The streaming platform, Netflix is coming up with another strategy that could become another trend in the digital world. As we are all aware, the digital world is evolving very swiftly with the world with entertainment industry too adapting here through streaming platforms like Netflix, Amazon Prime, Hulu, and many more that can easily be accessible to the smart devices we carry almost every time. That is now getting converted into a huge business that is only growing with time.
The streaming platform has reported higher variations in its shares which is happening right before the trading gets closed. It has also warned that it might lose another 2 million over the second quarter after its first quarterly subscriber loss happened in April this year.
Netflix Taking New Steps With Microsoft
According to the reports, the streaming platform has teamed up with Microsoft on an ad-supported version of its service which will be more integrated while “less interruptive” than traditional television. The streaming platform lost many subscribers earlier this year which was due to a mix of rising prices, increasing competition, and password sharing.
The platform shared a blog announcing Microsoft as its new partner for developing lower ad subscriptions for its users, “In April we announced that we will introduce a new lower-priced ad-supported subscription plan for consumers, in addition to our existing ads-free basic, standard, and premium plans. Today we are pleased to announce that we have selected Microsoft as our global advertising technology and sales partner.

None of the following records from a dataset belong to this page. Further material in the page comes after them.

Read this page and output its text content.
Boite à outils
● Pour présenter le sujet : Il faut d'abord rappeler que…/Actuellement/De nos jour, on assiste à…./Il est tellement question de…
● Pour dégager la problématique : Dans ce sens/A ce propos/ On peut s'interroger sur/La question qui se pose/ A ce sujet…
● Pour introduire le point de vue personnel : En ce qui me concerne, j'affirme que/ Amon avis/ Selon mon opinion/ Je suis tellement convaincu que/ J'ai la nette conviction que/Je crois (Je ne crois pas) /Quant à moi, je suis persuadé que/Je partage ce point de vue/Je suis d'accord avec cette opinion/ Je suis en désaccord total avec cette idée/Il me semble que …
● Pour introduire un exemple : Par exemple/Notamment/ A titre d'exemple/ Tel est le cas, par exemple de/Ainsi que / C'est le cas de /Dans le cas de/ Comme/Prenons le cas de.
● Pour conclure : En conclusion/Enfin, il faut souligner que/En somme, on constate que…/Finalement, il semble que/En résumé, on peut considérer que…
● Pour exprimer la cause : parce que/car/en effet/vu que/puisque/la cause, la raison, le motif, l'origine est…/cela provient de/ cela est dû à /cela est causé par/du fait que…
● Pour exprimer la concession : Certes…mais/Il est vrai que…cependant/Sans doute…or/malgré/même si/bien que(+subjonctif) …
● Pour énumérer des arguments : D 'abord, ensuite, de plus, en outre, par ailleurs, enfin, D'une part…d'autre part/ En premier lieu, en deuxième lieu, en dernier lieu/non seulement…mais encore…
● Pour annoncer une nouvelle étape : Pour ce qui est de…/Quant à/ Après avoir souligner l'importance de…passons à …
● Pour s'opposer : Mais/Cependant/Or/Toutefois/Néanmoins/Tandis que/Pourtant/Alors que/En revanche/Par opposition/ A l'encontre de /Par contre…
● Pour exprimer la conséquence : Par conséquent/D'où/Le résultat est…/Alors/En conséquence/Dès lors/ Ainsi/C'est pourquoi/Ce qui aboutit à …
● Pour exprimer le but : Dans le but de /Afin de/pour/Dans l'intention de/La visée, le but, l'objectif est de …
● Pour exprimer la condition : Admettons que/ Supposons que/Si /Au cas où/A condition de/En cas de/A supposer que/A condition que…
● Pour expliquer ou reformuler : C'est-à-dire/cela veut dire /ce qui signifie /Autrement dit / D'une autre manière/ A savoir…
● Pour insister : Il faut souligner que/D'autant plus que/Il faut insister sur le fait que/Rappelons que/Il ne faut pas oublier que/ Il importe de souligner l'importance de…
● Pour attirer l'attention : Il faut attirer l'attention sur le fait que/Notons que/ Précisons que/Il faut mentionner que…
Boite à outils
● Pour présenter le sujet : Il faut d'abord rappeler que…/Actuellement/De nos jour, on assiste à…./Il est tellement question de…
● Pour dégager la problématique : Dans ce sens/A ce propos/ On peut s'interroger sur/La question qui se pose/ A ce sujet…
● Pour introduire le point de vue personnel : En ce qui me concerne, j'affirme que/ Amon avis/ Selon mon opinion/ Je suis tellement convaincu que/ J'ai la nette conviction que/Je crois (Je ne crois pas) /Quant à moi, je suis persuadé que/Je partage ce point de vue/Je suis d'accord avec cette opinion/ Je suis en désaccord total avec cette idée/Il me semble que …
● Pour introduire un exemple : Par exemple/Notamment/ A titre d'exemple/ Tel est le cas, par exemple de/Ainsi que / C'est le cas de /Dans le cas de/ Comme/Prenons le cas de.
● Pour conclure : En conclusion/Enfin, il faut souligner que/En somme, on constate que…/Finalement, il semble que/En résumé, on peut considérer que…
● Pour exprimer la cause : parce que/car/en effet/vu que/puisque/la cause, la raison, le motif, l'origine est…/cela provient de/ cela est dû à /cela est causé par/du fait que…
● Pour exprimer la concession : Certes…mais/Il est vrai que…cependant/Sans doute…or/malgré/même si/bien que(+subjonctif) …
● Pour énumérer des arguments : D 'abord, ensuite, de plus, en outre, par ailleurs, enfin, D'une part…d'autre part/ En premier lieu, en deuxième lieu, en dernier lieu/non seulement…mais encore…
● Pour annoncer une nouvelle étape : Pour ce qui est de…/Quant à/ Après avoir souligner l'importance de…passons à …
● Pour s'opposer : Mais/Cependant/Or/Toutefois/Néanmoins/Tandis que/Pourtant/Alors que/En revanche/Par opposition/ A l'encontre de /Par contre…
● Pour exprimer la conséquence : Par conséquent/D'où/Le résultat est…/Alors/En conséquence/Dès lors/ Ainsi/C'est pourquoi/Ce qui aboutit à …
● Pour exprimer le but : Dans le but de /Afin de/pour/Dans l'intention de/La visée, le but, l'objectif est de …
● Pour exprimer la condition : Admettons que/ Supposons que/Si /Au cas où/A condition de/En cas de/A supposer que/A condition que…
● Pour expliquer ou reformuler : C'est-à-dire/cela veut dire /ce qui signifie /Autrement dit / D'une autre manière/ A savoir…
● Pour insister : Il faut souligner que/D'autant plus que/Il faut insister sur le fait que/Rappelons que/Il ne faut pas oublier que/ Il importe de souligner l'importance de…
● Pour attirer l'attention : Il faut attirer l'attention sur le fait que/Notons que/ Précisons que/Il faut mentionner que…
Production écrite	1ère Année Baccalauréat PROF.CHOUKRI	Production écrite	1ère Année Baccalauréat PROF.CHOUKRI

How Netflix’s Ad-Supported Version Will Help Them in Preventing Subscriber’s Exodus
This service was launched after years of hold from co-founder Reed Hastings however with April’s subscriber loss, he too went for this plan. Netflix analyst John Blackledge from Cowen shared that an ad-support service could help them in an additional 4.3 million subscribers in the U.S. and Canada, which would bring its global total rise to around 240 million by the end of 2023.
KeyBanc Capital Markets analyst Justin Patterson added, “it is unclear whether that is strictly for tentpole content like Stranger Things or also achievable on smaller originals like Too Hot to Handle,” he added, noting that once those details are established, it will be easier for analysts to calculate “the growth required to outpace licensed cost increases.”
While the streaming platform also shared its expectations to be free-cash-flow positive for this year and beyond, with first quarter free cash flow growing from 15.9% to $802 million.